Death in Iraq

DIGG THIS

I suppose that data on mortality rates is never uplifting, but some data made available online last Thursday seems especially sober. Researchers at the Johns Hopkins Bloomberg School of Public Health, in collaboration with a researcher at Al Mustansiriya University in Iraq, estimate that 655,000 Iraqis have died as a consequence of our invasion (Burnham, G, et al, Lancet (2006)). The research was published in the well-regarded medical journal, Lancet. It was led by Les Roberts, who also led a survey of deaths in Iraq published in October 2004 (Roberts, L, et al, Lancet (2004)) that was largely ignored.

The timeliness of the publications is, in all likelihood, not a coincidence – both the 2004 and last week’s articles came out weeks before a national election. Dr. Roberts is a distinguished member of academia and, therefore, is statistically expected to be a critic of the Bush administration. Naturally, this timing is an easy and obvious weakness in terms of the neutrality of the authors and the credibility of the study. These are, after all, epidemiological studies – there are many places for human bias to enter into the data collection either intentionally or not. On the flip side, one can criticize the authors (as Tom Engelhardt and Judith Coburn did) for putting the data out at a time when it can get overshadowed by trivial election distractions. Why fabricate data if your strategy for timely publication can backfire (twice)?

With all of this potential bias on the part of the researchers, it is interesting to note that this study was funded by MIT and Johns Hopkins, not by the typical source of research funding in America: the US government. If it were funded by the state, there would be no chance of bias, right? Come to think of it, why isn’t the government funding an accurate casualty count in Iraq?

There was some scholarly discussion of the 2004 article, in the form of letters to the editor of Lancet (Volume 365, page 1133–4). The authors were criticized for their survey method, known as cluster sampling, and for various areas where researcher bias could have been introduced as well as a specific design flaw that could introduce false overestimates of death. As the authors point out in their response, the cluster sampling method they used is recommended by UN and US agencies. Since then, a team of researchers has shown that the cluster sampling method, when done properly, is as reliable as another leading survey technique (Rose, AMC, et al, Bulletin of the World Health Organization. (2006)). In my opinion, the authors address the other potential biases and design flaws specifically in the original article, although they could be lying. I have no reason to believe that they are lying, but the possibility must always be acknowledged.

These criticisms centered around the validity of the statistics. Statistics says that if you roll one die six times, you will roll each number once. However, if you have played a board game, you know this is not what really happens most of the time. What statistics really says is that if you roll one die six hundred times, you will roll each number close to 100 times. If you really wanted to do this, the actual number of times that you got each number would in fact be very close to 100. So the estimate that there are an extra 655,000 Iraqis dead because of the invasion is simply that: an estimate. An error on this estimate can also be calculated, which can be used as a guide of how accurate that original estimate is likely to be. If the study is done properly, the errors will be small and the estimate will be accurate.

While there may be flaws with the study, the overarching conclusion will not change: many more people have died in Iraq since its occupation than would otherwise be expected.
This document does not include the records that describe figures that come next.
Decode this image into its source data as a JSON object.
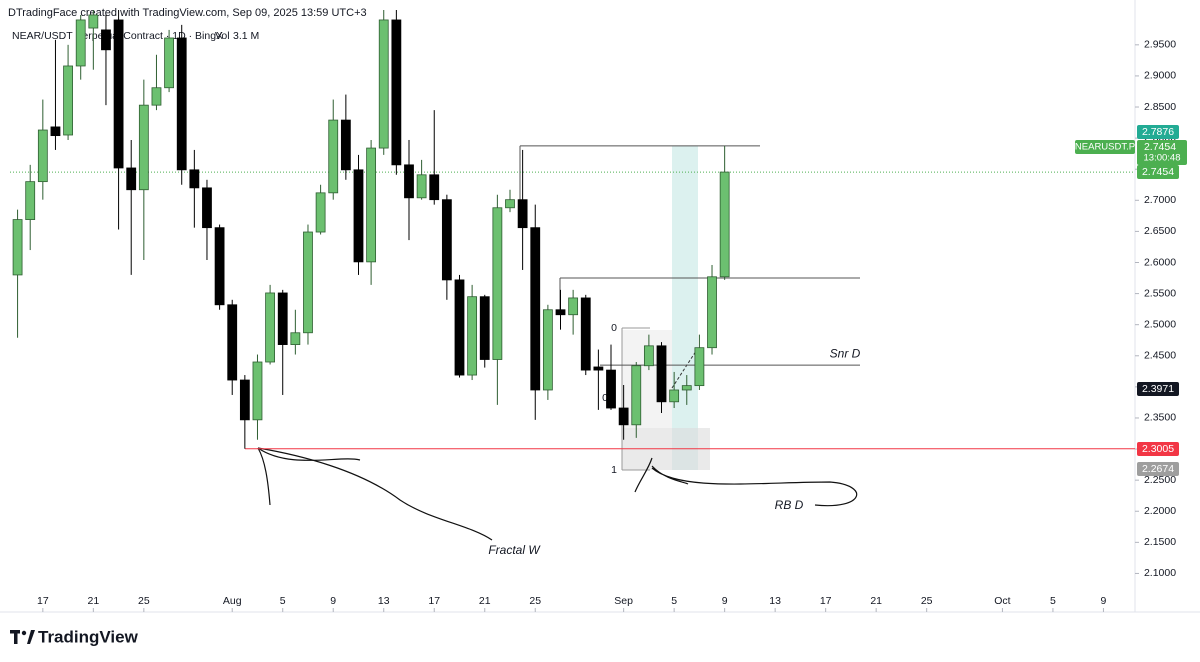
{
  "chart_data": {
    "type": "candlestick",
    "header": "DTradingFace created with TradingView.com, Sep 09, 2025 13:59 UTC+3",
    "symbol_title": "NEAR/USDT Perpetual Contract · 1D · BingX",
    "volume_label": "Vol",
    "volume_value": "3.1 M",
    "logo": "TradingView",
    "up_color": "#6cc070",
    "down_color": "#000000",
    "x": [
      -17,
      -16,
      -15,
      -14,
      -13,
      -12,
      -11,
      -10,
      -9,
      -8,
      -7,
      -6,
      -5,
      -4,
      -3,
      -2,
      -1,
      0,
      1,
      2,
      3,
      4,
      5,
      6,
      7,
      8,
      9,
      10,
      11,
      12,
      13,
      14,
      15,
      16,
      17,
      18,
      19,
      20,
      21,
      22,
      23,
      24,
      25,
      26,
      27,
      28,
      29,
      30,
      31,
      32,
      33,
      34,
      35,
      36,
      37,
      38,
      39
    ],
    "open": [
      2.58,
      2.669,
      2.73,
      2.818,
      2.805,
      2.916,
      2.977,
      2.974,
      2.99,
      2.752,
      2.717,
      2.853,
      2.881,
      2.961,
      2.749,
      2.72,
      2.656,
      2.532,
      2.411,
      2.347,
      2.44,
      2.551,
      2.468,
      2.487,
      2.649,
      2.712,
      2.829,
      2.749,
      2.601,
      2.784,
      2.99,
      2.757,
      2.704,
      2.741,
      2.701,
      2.572,
      2.419,
      2.545,
      2.444,
      2.688,
      2.701,
      2.656,
      2.395,
      2.524,
      2.516,
      2.543,
      2.432,
      2.427,
      2.366,
      2.339,
      2.434,
      2.466,
      2.376,
      2.395,
      2.402,
      2.463,
      2.577
    ],
    "high": [
      2.685,
      2.757,
      2.862,
      2.958,
      2.95,
      2.998,
      3.006,
      2.998,
      3.006,
      2.797,
      2.894,
      2.934,
      2.974,
      2.982,
      2.781,
      2.733,
      2.661,
      2.54,
      2.419,
      2.452,
      2.564,
      2.556,
      2.524,
      2.661,
      2.725,
      2.862,
      2.87,
      2.773,
      2.797,
      3.006,
      3.006,
      2.797,
      2.765,
      2.845,
      2.709,
      2.58,
      2.564,
      2.548,
      2.709,
      2.717,
      2.781,
      2.693,
      2.532,
      2.556,
      2.556,
      2.548,
      2.46,
      2.468,
      2.403,
      2.44,
      2.484,
      2.472,
      2.424,
      2.419,
      2.484,
      2.596,
      2.7876
    ],
    "low": [
      2.479,
      2.62,
      2.701,
      2.781,
      2.797,
      2.894,
      2.91,
      2.853,
      2.653,
      2.58,
      2.604,
      2.845,
      2.874,
      2.725,
      2.656,
      2.604,
      2.524,
      2.387,
      2.3005,
      2.315,
      2.436,
      2.387,
      2.452,
      2.468,
      2.645,
      2.701,
      2.733,
      2.58,
      2.564,
      2.773,
      2.741,
      2.636,
      2.701,
      2.693,
      2.54,
      2.415,
      2.411,
      2.431,
      2.371,
      2.681,
      2.588,
      2.347,
      2.379,
      2.492,
      2.484,
      2.419,
      2.363,
      2.363,
      2.315,
      2.318,
      2.427,
      2.358,
      2.366,
      2.371,
      2.395,
      2.452,
      2.572
    ],
    "close": [
      2.669,
      2.73,
      2.813,
      2.804,
      2.916,
      2.99,
      2.998,
      2.942,
      2.752,
      2.717,
      2.853,
      2.881,
      2.961,
      2.749,
      2.72,
      2.656,
      2.532,
      2.411,
      2.347,
      2.44,
      2.551,
      2.468,
      2.487,
      2.649,
      2.712,
      2.829,
      2.749,
      2.601,
      2.784,
      2.99,
      2.757,
      2.704,
      2.741,
      2.701,
      2.572,
      2.419,
      2.545,
      2.444,
      2.688,
      2.701,
      2.656,
      2.395,
      2.524,
      2.516,
      2.543,
      2.427,
      2.427,
      2.366,
      2.339,
      2.434,
      2.466,
      2.376,
      2.395,
      2.402,
      2.463,
      2.577,
      2.7454
    ],
    "xlim": [
      -17.6,
      71.5
    ],
    "ylim": [
      2.038,
      3.006
    ],
    "xticks": [
      {
        "value": -15,
        "label": "17"
      },
      {
        "value": -11,
        "label": "21"
      },
      {
        "value": -7,
        "label": "25"
      },
      {
        "value": 0,
        "label": "Aug"
      },
      {
        "value": 4,
        "label": "5"
      },
      {
        "value": 8,
        "label": "9"
      },
      {
        "value": 12,
        "label": "13"
      },
      {
        "value": 16,
        "label": "17"
      },
      {
        "value": 20,
        "label": "21"
      },
      {
        "value": 24,
        "label": "25"
      },
      {
        "value": 31,
        "label": "Sep"
      },
      {
        "value": 35,
        "label": "5"
      },
      {
        "value": 39,
        "label": "9"
      },
      {
        "value": 43,
        "label": "13"
      },
      {
        "value": 47,
        "label": "17"
      },
      {
        "value": 51,
        "label": "21"
      },
      {
        "value": 55,
        "label": "25"
      },
      {
        "value": 61,
        "label": "Oct"
      },
      {
        "value": 65,
        "label": "5"
      },
      {
        "value": 69,
        "label": "9"
      }
    ],
    "yticks": [
      {
        "value": 2.95,
        "label": "2.9500"
      },
      {
        "value": 2.9,
        "label": "2.9000"
      },
      {
        "value": 2.85,
        "label": "2.8500"
      },
      {
        "value": 2.8,
        "label": "2.8000"
      },
      {
        "value": 2.75,
        "label": "2.7500"
      },
      {
        "value": 2.7,
        "label": "2.7000"
      },
      {
        "value": 2.65,
        "label": "2.6500"
      },
      {
        "value": 2.6,
        "label": "2.6000"
      },
      {
        "value": 2.55,
        "label": "2.5500"
      },
      {
        "value": 2.5,
        "label": "2.5000"
      },
      {
        "value": 2.45,
        "label": "2.4500"
      },
      {
        "value": 2.4,
        "label": "2.4000"
      },
      {
        "value": 2.35,
        "label": "2.3500"
      },
      {
        "value": 2.3,
        "label": "2.3000"
      },
      {
        "value": 2.25,
        "label": "2.2500"
      },
      {
        "value": 2.2,
        "label": "2.2000"
      },
      {
        "value": 2.15,
        "label": "2.1500"
      },
      {
        "value": 2.1,
        "label": "2.1000"
      }
    ],
    "grid": false,
    "price_labels": [
      {
        "value": 2.7876,
        "color": "#22ab94"
      },
      {
        "value": 2.7454,
        "color": "#4caf50"
      },
      {
        "value": 2.3971,
        "color": "#131722"
      },
      {
        "value": 2.3005,
        "color": "#f23645"
      },
      {
        "value": 2.2674,
        "color": "#9e9e9e"
      }
    ],
    "symbol_box": {
      "name": "NEARUSDT.P",
      "countdown": "13:00:48",
      "color": "#4caf50"
    },
    "levels": [
      {
        "value": 2.7876,
        "color": "#555555"
      },
      {
        "value": 2.575,
        "color": "#555555"
      },
      {
        "value": 2.435,
        "color": "#555555",
        "label": "Snr D"
      },
      {
        "value": 2.3005,
        "color": "#f23645"
      }
    ],
    "annotations": [
      "Fractal W",
      "RB D"
    ],
    "fib_levels": [
      0,
      1,
      0
    ]
  }
}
There is one set of raw numbers that backs this up: 547 people died between March, 2003 and June, 2006 in areas where 82 people died between January, 2002 and March, 2003. The post-invasion period of 39 months is about two and three-quarters times as long as the pre-invasion period of 14 months, but 547 is over six and one-half times as many people as 82. If our invasion had no effect in these areas, the number of people dead would be directly proportional to the amount of time that passed, but it is not even close to proportional.

The authors estimate that 19.8 deaths per 1000 people occurred between June 2005 and June 2006. This is almost 2 deaths per 100 people. Since this study was based on interviews of households, there was a standard cross-section of ages and sex that you would find in any family. Are you related to 100 people? Have 2 of your relatives died every year? Between my husband and myself, I can say I know just about 100 of our relatives. Great Uncle Mike passed away last spring, which is the only family death in five years. The annual rate of death in our family is a little lower than what families in Iraq were experiencing before March, 2003 (0.2% in our family versus 0.55% estimated in Iraq).

The post-invasion mortality rate was 7.9 deaths annually per 1000 people in the 2004 study. If Dr. Roberts and his colleagues had somehow affected the politicians of this nation with his last article, and inspired a de-occupation of Iraq, would there be an extra 500,000 people dead? If we do not leave Iraq in 2006, what will the Iraqi mortality rate be in 2008? As you consider whether it is the moral obligation of the US to leave Iraq soil, keep in mind that, of the 547 post-invasion deaths recorded by the researchers, 13 were children under the age of 15 killed by coalition air strikes.